Particularmente, além da estrutura de caçada mortífera (com direito a “visão de calor” no radar do vilão), este longa projetado para ser a despedida do anti-herói pega de James Cameron seu sentimentalismo: o laço afetivo com o público adolescente e a cena inspirada no clímax da fundição de T2 são as duas marcas mais evidentes dessa inspiração. A relação de Eddie Brock (Tom Hardy) com os civis que ele decide proteger, a família hippie de Martin (Rhys Ifans), é uma boa surpresa do filme e se presta a ser o núcleo emocional dessa despedida.

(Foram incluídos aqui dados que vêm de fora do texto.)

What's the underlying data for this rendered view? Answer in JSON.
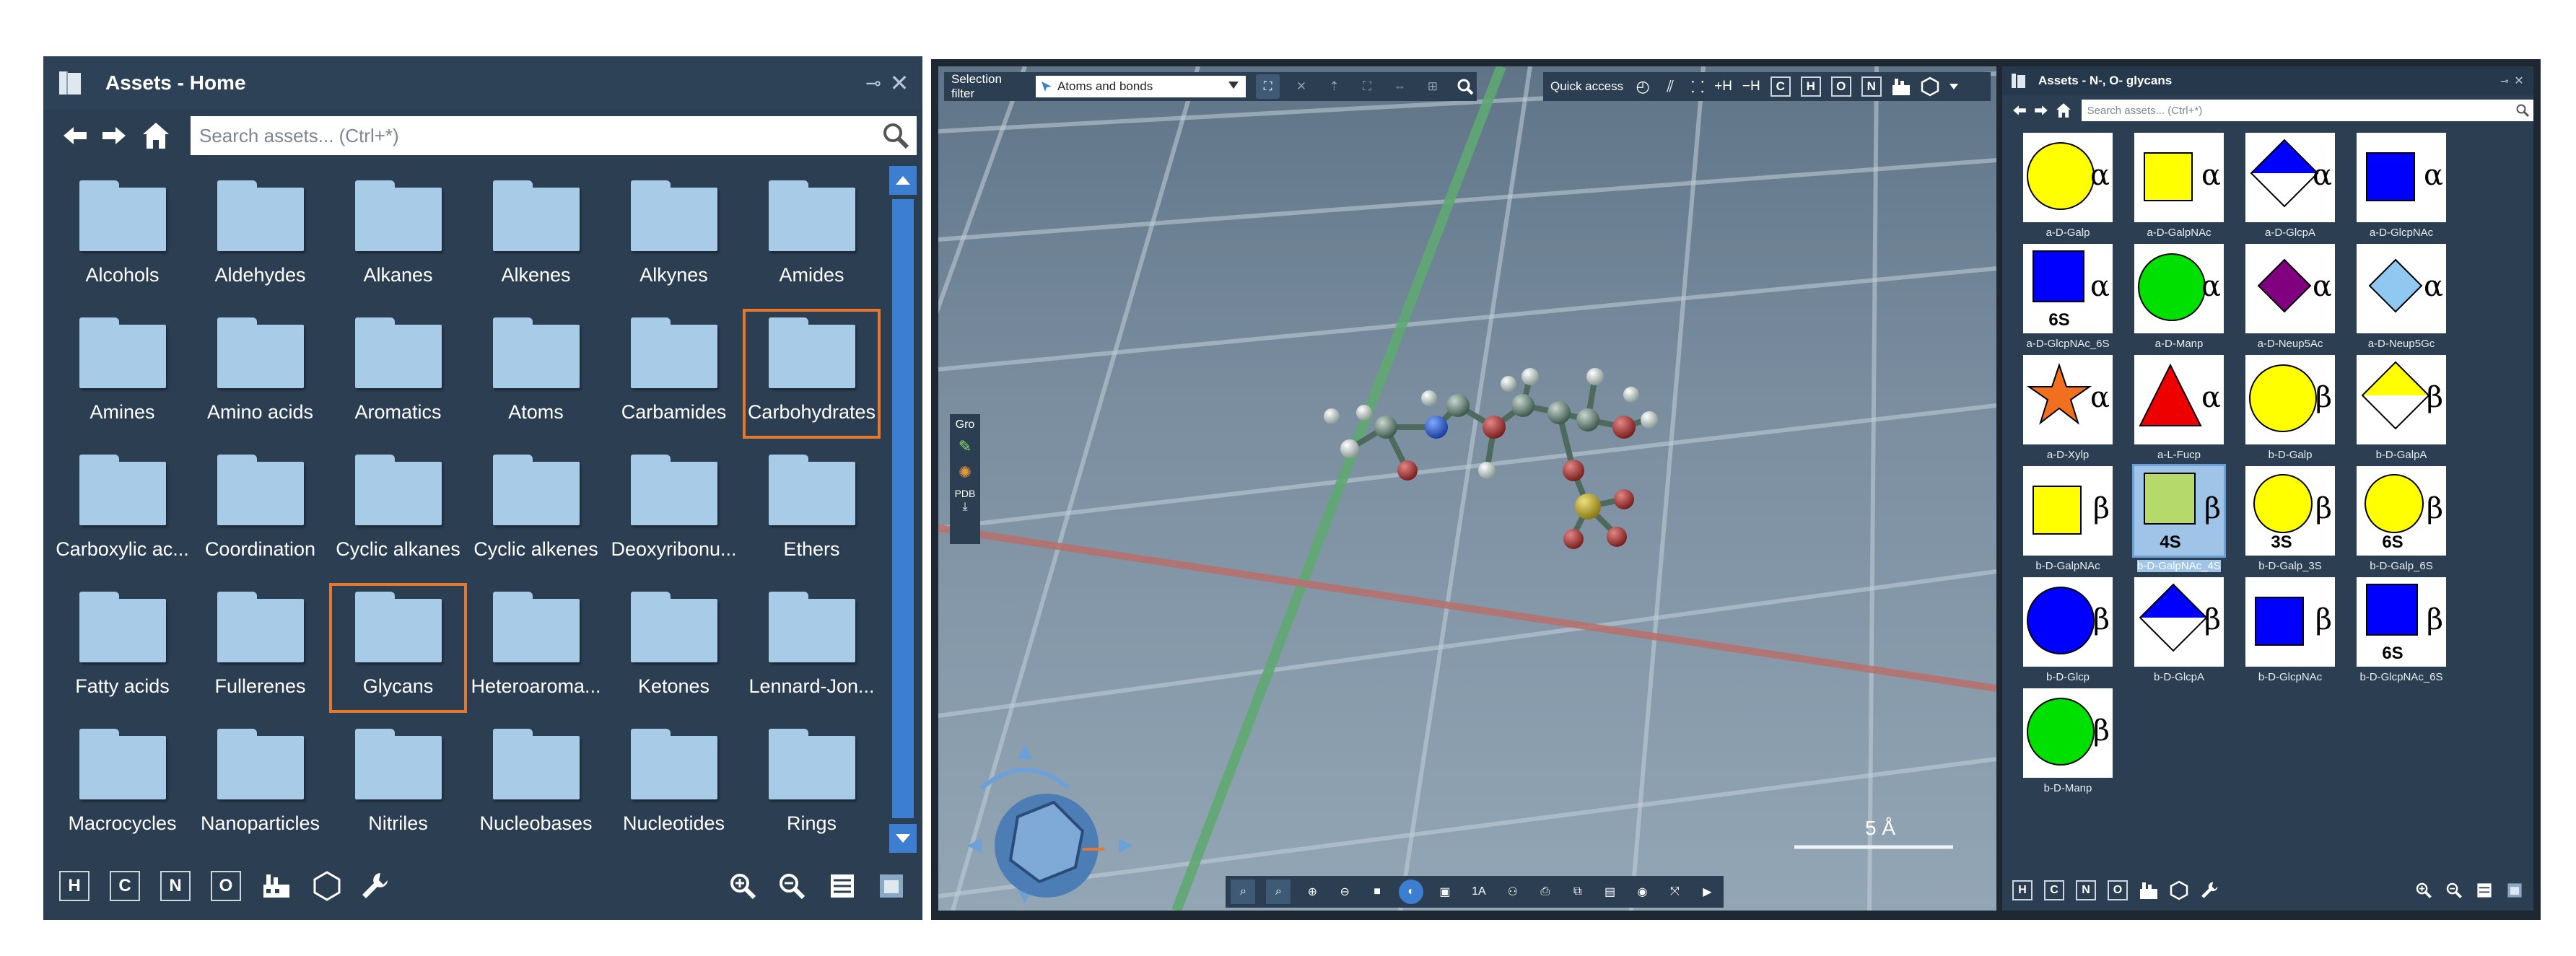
{
  "left_panel": {
    "title": "Assets - Home",
    "search_placeholder": "Search assets... (Ctrl+*)",
    "folders": [
      {
        "label": "Alcohols"
      },
      {
        "label": "Aldehydes"
      },
      {
        "label": "Alkanes"
      },
      {
        "label": "Alkenes"
      },
      {
        "label": "Alkynes"
      },
      {
        "label": "Amides"
      },
      {
        "label": "Amines"
      },
      {
        "label": "Amino acids"
      },
      {
        "label": "Aromatics"
      },
      {
        "label": "Atoms"
      },
      {
        "label": "Carbamides"
      },
      {
        "label": "Carbohydrates"
      },
      {
        "label": "Carboxylic ac..."
      },
      {
        "label": "Coordination"
      },
      {
        "label": "Cyclic alkanes"
      },
      {
        "label": "Cyclic alkenes"
      },
      {
        "label": "Deoxyribonu..."
      },
      {
        "label": "Ethers"
      },
      {
        "label": "Fatty acids"
      },
      {
        "label": "Fullerenes"
      },
      {
        "label": "Glycans"
      },
      {
        "label": "Heteroaroma..."
      },
      {
        "label": "Ketones"
      },
      {
        "label": "Lennard-Jon..."
      },
      {
        "label": "Macrocycles"
      },
      {
        "label": "Nanoparticles"
      },
      {
        "label": "Nitriles"
      },
      {
        "label": "Nucleobases"
      },
      {
        "label": "Nucleotides"
      },
      {
        "label": "Rings"
      }
    ],
    "highlighted": [
      "Carbohydrates",
      "Glycans"
    ],
    "bottom_letters": [
      "H",
      "C",
      "N",
      "O"
    ]
  },
  "viewport": {
    "selection_filter_label": "Selection filter",
    "selection_filter_value": "Atoms and bonds",
    "quick_access_label": "Quick access",
    "add_h_label": "+H",
    "remove_h_label": "−H",
    "quick_letters": [
      "C",
      "H",
      "O",
      "N"
    ],
    "side_tool_label": "Gro",
    "pdb_label": "PDB",
    "scale_label": "5 Å"
  },
  "right_panel": {
    "title": "Assets - N-, O- glycans",
    "search_placeholder": "Search assets... (Ctrl+*)",
    "tiles": [
      {
        "label": "a-D-Galp",
        "shape": "circle",
        "color": "#ffff00",
        "greek": "α",
        "sub": ""
      },
      {
        "label": "a-D-GalpNAc",
        "shape": "square",
        "color": "#ffff00",
        "greek": "α",
        "sub": ""
      },
      {
        "label": "a-D-GlcpA",
        "shape": "diamond-half",
        "color": "#0000ff",
        "greek": "α",
        "sub": ""
      },
      {
        "label": "a-D-GlcpNAc",
        "shape": "square",
        "color": "#0000ff",
        "greek": "α",
        "sub": ""
      },
      {
        "label": "a-D-GlcpNAc_6S",
        "shape": "square",
        "color": "#0000ff",
        "greek": "α",
        "sub": "6S"
      },
      {
        "label": "a-D-Manp",
        "shape": "circle",
        "color": "#00e000",
        "greek": "α",
        "sub": ""
      },
      {
        "label": "a-D-Neup5Ac",
        "shape": "diamond",
        "color": "#800080",
        "greek": "α",
        "sub": ""
      },
      {
        "label": "a-D-Neup5Gc",
        "shape": "diamond",
        "color": "#8fc8f0",
        "greek": "α",
        "sub": ""
      },
      {
        "label": "a-D-Xylp",
        "shape": "star",
        "color": "#f07020",
        "greek": "α",
        "sub": ""
      },
      {
        "label": "a-L-Fucp",
        "shape": "triangle",
        "color": "#ee0000",
        "greek": "α",
        "sub": ""
      },
      {
        "label": "b-D-Galp",
        "shape": "circle",
        "color": "#ffff00",
        "greek": "β",
        "sub": ""
      },
      {
        "label": "b-D-GalpA",
        "shape": "diamond-half",
        "color": "#ffff00",
        "greek": "β",
        "sub": ""
      },
      {
        "label": "b-D-GalpNAc",
        "shape": "square",
        "color": "#ffff00",
        "greek": "β",
        "sub": ""
      },
      {
        "label": "b-D-GalpNAc_4S",
        "shape": "square",
        "color": "#b5d96b",
        "greek": "β",
        "sub": "4S",
        "selected": true
      },
      {
        "label": "b-D-Galp_3S",
        "shape": "circle",
        "color": "#ffff00",
        "greek": "β",
        "sub": "3S"
      },
      {
        "label": "b-D-Galp_6S",
        "shape": "circle",
        "color": "#ffff00",
        "greek": "β",
        "sub": "6S"
      },
      {
        "label": "b-D-Glcp",
        "shape": "circle",
        "color": "#0000ff",
        "greek": "β",
        "sub": ""
      },
      {
        "label": "b-D-GlcpA",
        "shape": "diamond-half",
        "color": "#0000ff",
        "greek": "β",
        "sub": ""
      },
      {
        "label": "b-D-GlcpNAc",
        "shape": "square",
        "color": "#0000ff",
        "greek": "β",
        "sub": ""
      },
      {
        "label": "b-D-GlcpNAc_6S",
        "shape": "square",
        "color": "#0000ff",
        "greek": "β",
        "sub": "6S"
      },
      {
        "label": "b-D-Manp",
        "shape": "circle",
        "color": "#00e000",
        "greek": "β",
        "sub": ""
      }
    ],
    "bottom_letters": [
      "H",
      "C",
      "N",
      "O"
    ]
  },
  "colors": {
    "panel_bg": "#2b3e52",
    "highlight": "#e5782c",
    "folder": "#a8cbe8",
    "axis_green": "#5fa872",
    "axis_red": "#b86f6a"
  }
}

A essa altura da trilogia, esperar que Venom 3 justifique a presença de Ifans - que no multiverso do Homem-Aranha também interpreta o vilão Lagarto - parece um desperdício de energia. Inclusive Venom 3 começa, sem cerimônias, revertendo a conexão com o Aranha que foi sugerida no desfecho de Venom - Tempo de Carnificina (2021). Se esses filmes derivados primam pelo básico, por entregas muito pontuais de ação, dinamismo, humor e horror, talvez fosse muito deslocado mesmo esperar que, de repente, eles almejassem um fôlego de construção de mitologia.
O máximo que Venom 3 articula em termos de expectativa é colocar na boca do vilão Knull (voz de Andy Serkis) a exposição breve em que ele explica quem é e por que sua ameaça é tão terrível assim. Toda a exposição dessa ameaça, e especialmente o núcleo envolvendo os simbiontes renegados de Knull, os cientistas e os militares, drena de Venom 3 a agilidade que a comédia de estrada de Eddie Brock tenta imprimir na narrativa. O filme pega tração e transcorre mais célere quando todo o texto explicativo já foi dado (e repetido nas dispensáveis cenas envolvendo Stephen Graham).

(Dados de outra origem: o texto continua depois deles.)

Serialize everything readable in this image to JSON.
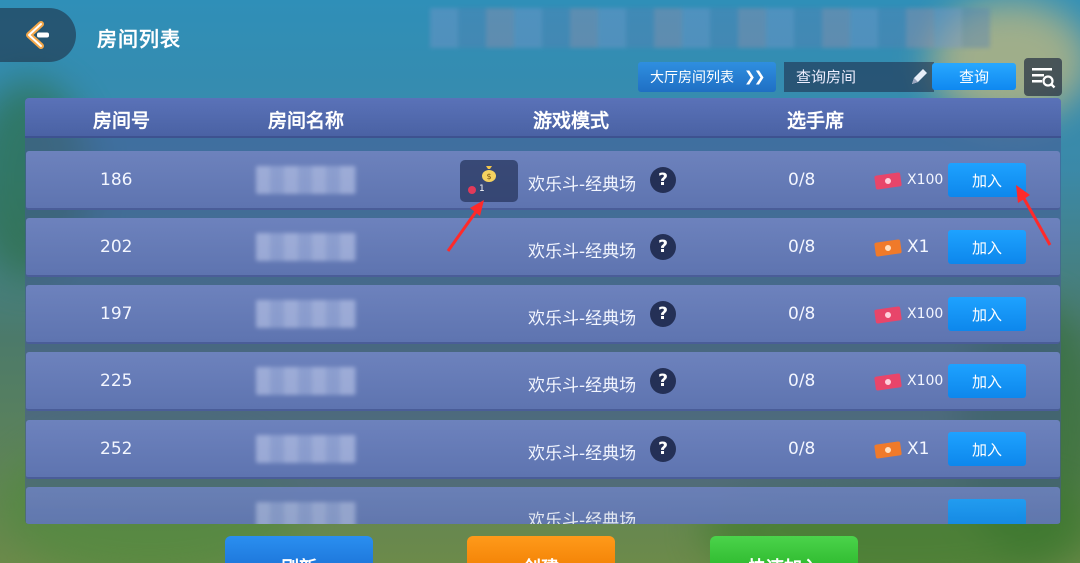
{
  "header": {
    "title": "房间列表"
  },
  "toolbar": {
    "lobby_list_label": "大厅房间列表",
    "search_placeholder": "查询房间",
    "search_button": "查询"
  },
  "table": {
    "columns": [
      "房间号",
      "房间名称",
      "游戏模式",
      "选手席"
    ],
    "rows": [
      {
        "id": "186",
        "mode": "欢乐斗-经典场",
        "seats": "0/8",
        "ticket": "X100",
        "join": "加入",
        "badge_count": "1"
      },
      {
        "id": "202",
        "mode": "欢乐斗-经典场",
        "seats": "0/8",
        "ticket": "X1",
        "join": "加入"
      },
      {
        "id": "197",
        "mode": "欢乐斗-经典场",
        "seats": "0/8",
        "ticket": "X100",
        "join": "加入"
      },
      {
        "id": "225",
        "mode": "欢乐斗-经典场",
        "seats": "0/8",
        "ticket": "X100",
        "join": "加入"
      },
      {
        "id": "252",
        "mode": "欢乐斗-经典场",
        "seats": "0/8",
        "ticket": "X1",
        "join": "加入"
      },
      {
        "id": "",
        "mode": "欢乐斗-经典场",
        "seats": "",
        "ticket": "",
        "join": ""
      }
    ],
    "help_glyph": "?"
  },
  "bottom": {
    "refresh": "刷新",
    "create": "创建",
    "quick_join": "快速加入"
  },
  "colors": {
    "join_blue": "#1ea2ff",
    "refresh_blue": "#2a8ff0",
    "create_orange": "#ff9a1a",
    "quick_green": "#4bd34b",
    "annotation_red": "#ff2a2a"
  },
  "icons": {
    "back": "back-arrow-icon",
    "edit": "pencil-icon",
    "list_search": "list-search-icon",
    "help": "question-icon",
    "ticket": "ticket-icon",
    "bag": "money-bag-icon"
  }
}
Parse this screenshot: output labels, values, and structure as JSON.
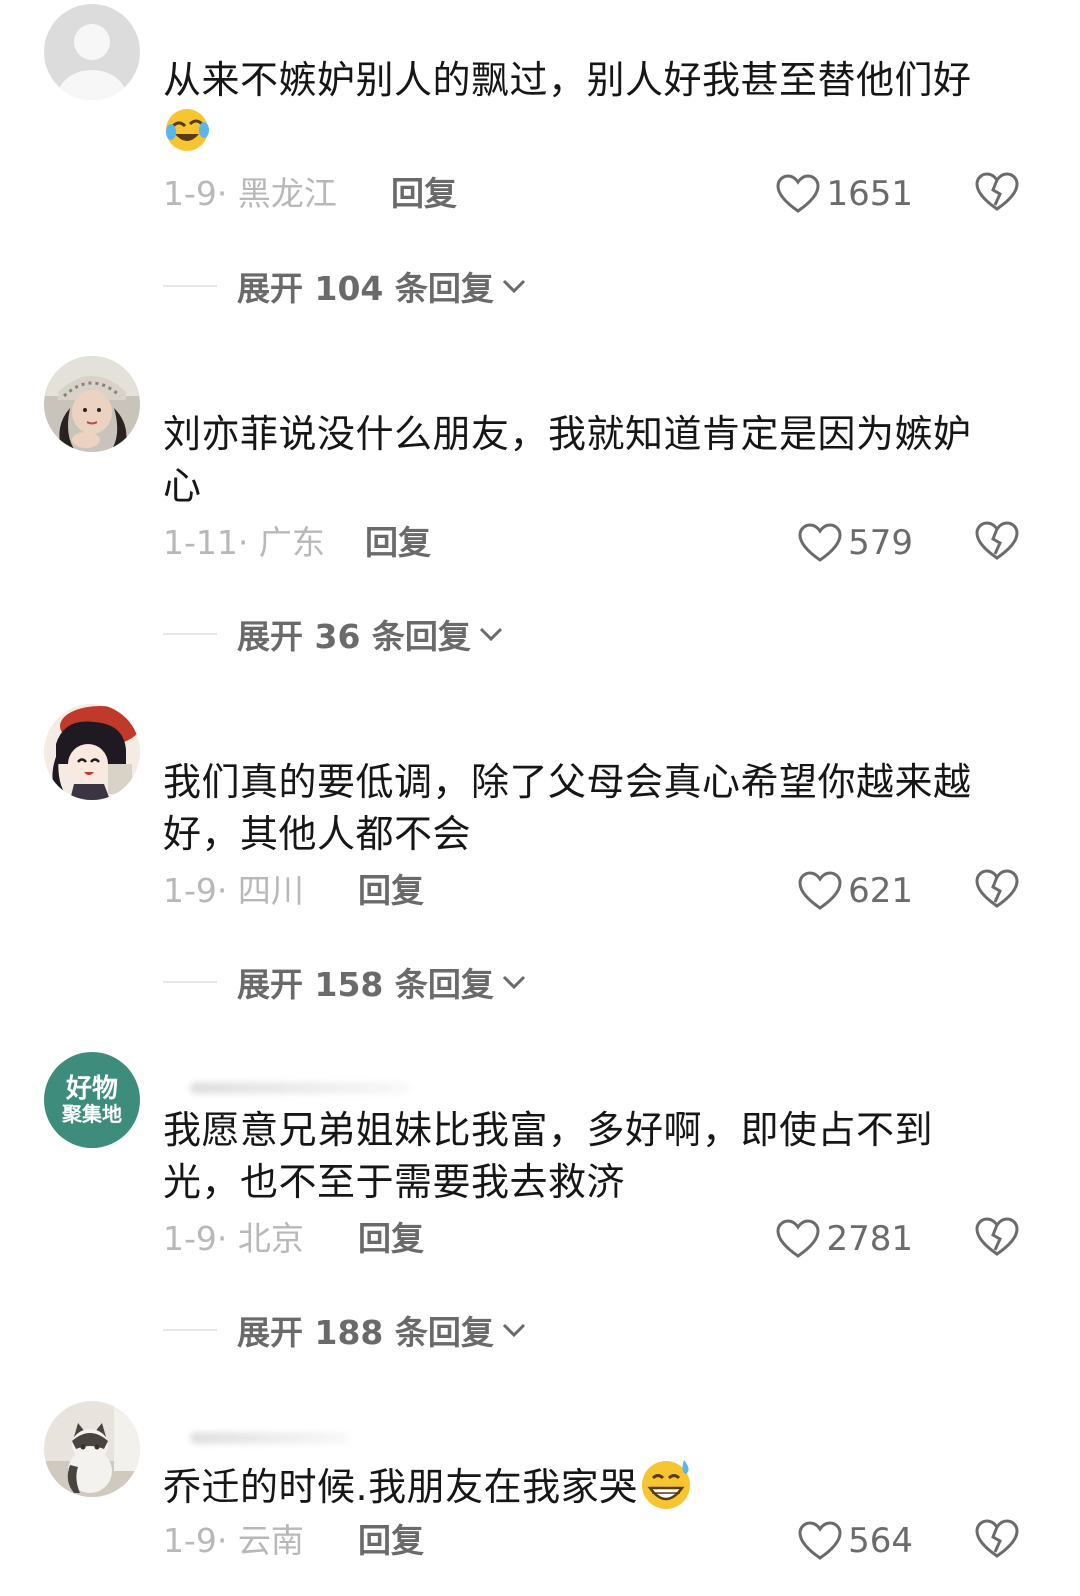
{
  "comments": [
    {
      "avatar": "default-avatar",
      "text": "从来不嫉妒别人的飘过，别人好我甚至替他们好",
      "emoji": "laughing-tears-emoji",
      "date_location": "1-9· 黑龙江",
      "reply_label": "回复",
      "likes": "1651",
      "expand_label": "展开 104 条回复"
    },
    {
      "avatar": "photo-avatar",
      "text": "刘亦菲说没什么朋友，我就知道肯定是因为嫉妒心",
      "date_location": "1-11· 广东",
      "reply_label": "回复",
      "likes": "579",
      "expand_label": "展开 36 条回复"
    },
    {
      "avatar": "cartoon-avatar",
      "text": "我们真的要低调，除了父母会真心希望你越来越好，其他人都不会",
      "date_location": "1-9· 四川",
      "reply_label": "回复",
      "likes": "621",
      "expand_label": "展开 158 条回复"
    },
    {
      "avatar": "brand-avatar",
      "avatar_text_1": "好物",
      "avatar_text_2": "聚集地",
      "text": "我愿意兄弟姐妹比我富，多好啊，即使占不到光，也不至于需要我去救济",
      "date_location": "1-9· 北京",
      "reply_label": "回复",
      "likes": "2781",
      "expand_label": "展开 188 条回复"
    },
    {
      "avatar": "cat-avatar",
      "text": "乔迁的时候.我朋友在我家哭",
      "emoji": "grinning-sweat-emoji",
      "date_location": "1-9· 云南",
      "reply_label": "回复",
      "likes": "564"
    }
  ],
  "colors": {
    "text": "#161616",
    "meta": "#b8b8b8",
    "action": "#6a6a6a",
    "brand_avatar": "#3e8d7c"
  }
}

Tirar da frente tudo que é supérfluo deveria ser o foco de um filme desses - como bem sabem os responsáveis, por exemplo, pela cenografia do laboratório militar, que colocam na parede da salinha do general (Chiwetel Ejiofor) uns diplomas emoldurados de general (!?) só pra gabaritá-lo - e não deixar a parede sem decoração nenhuma. O essencial é a volta-ao-básico, o que no caso de Venom pode muito bem se resumir à pantomima de Brock com seus monólogos delirantes e o descontrole sobre seus movimentos. Ver um ator rígido como Tom Hardy atuar desconfortável na função de boneco de posto é parte da graça de Venom.

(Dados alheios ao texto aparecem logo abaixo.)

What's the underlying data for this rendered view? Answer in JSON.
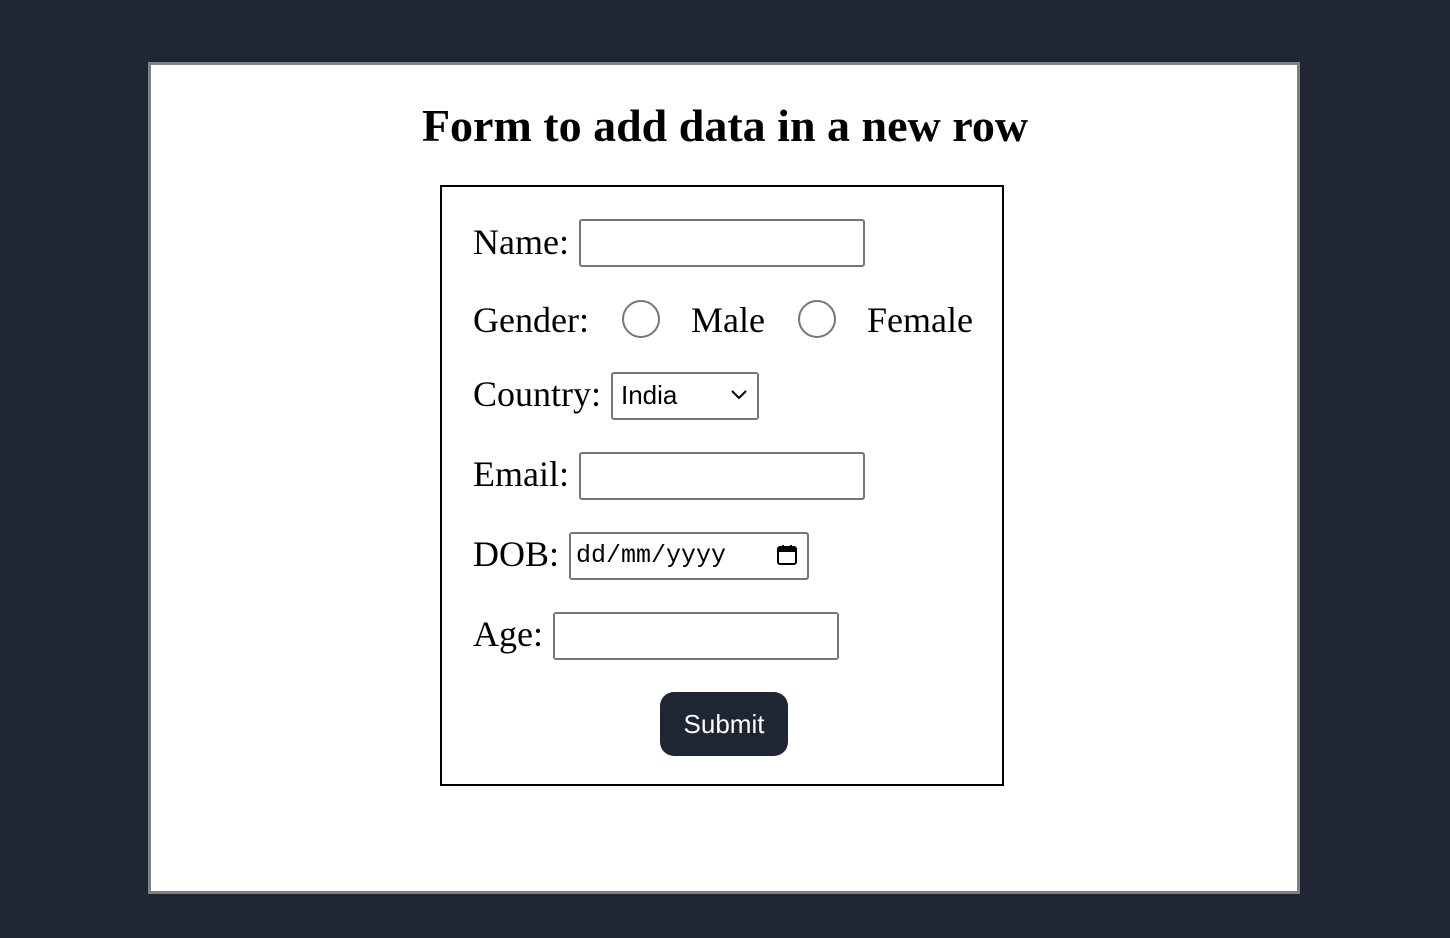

Nesse quesito, Venom 3 pode ser decepcionante porque se esperaria que, num terceiro filme, onde não é preciso mais explicar muita coisa e todas as amarras foram soltas, já se permitisse ir mais longe. Desta vez, a roteirista e diretora Kelly Marcel substitui o escracho ostensivo pelo potencial igualmente cômico de acompanhar Hardy desolado, caminhando de um lado ao outro, depois de "um ano inteiro" consumido pelo simbionte. Essa imagem tem sua graça, mas não é exatamente uma imagem de efeito. À exceção de um número musical (sempre ele) este final de trilogia parece tímido em relação às suas oportunidades de encenação - e fica aquém, na comparação, do arrojo cartunesco com que Sam Raimi e Tobey Maguire criaram o Peter Parker emo de Homem-Aranha 3.
Se um dia a tendência ao caos e ao cartunesco deu o tom dos filmes de Venom, isso fica apenas sublinhado no terceiro, um longa que não parece muito disposto a inventar nada para além de um ensaio de nostalgia precoce e comoção.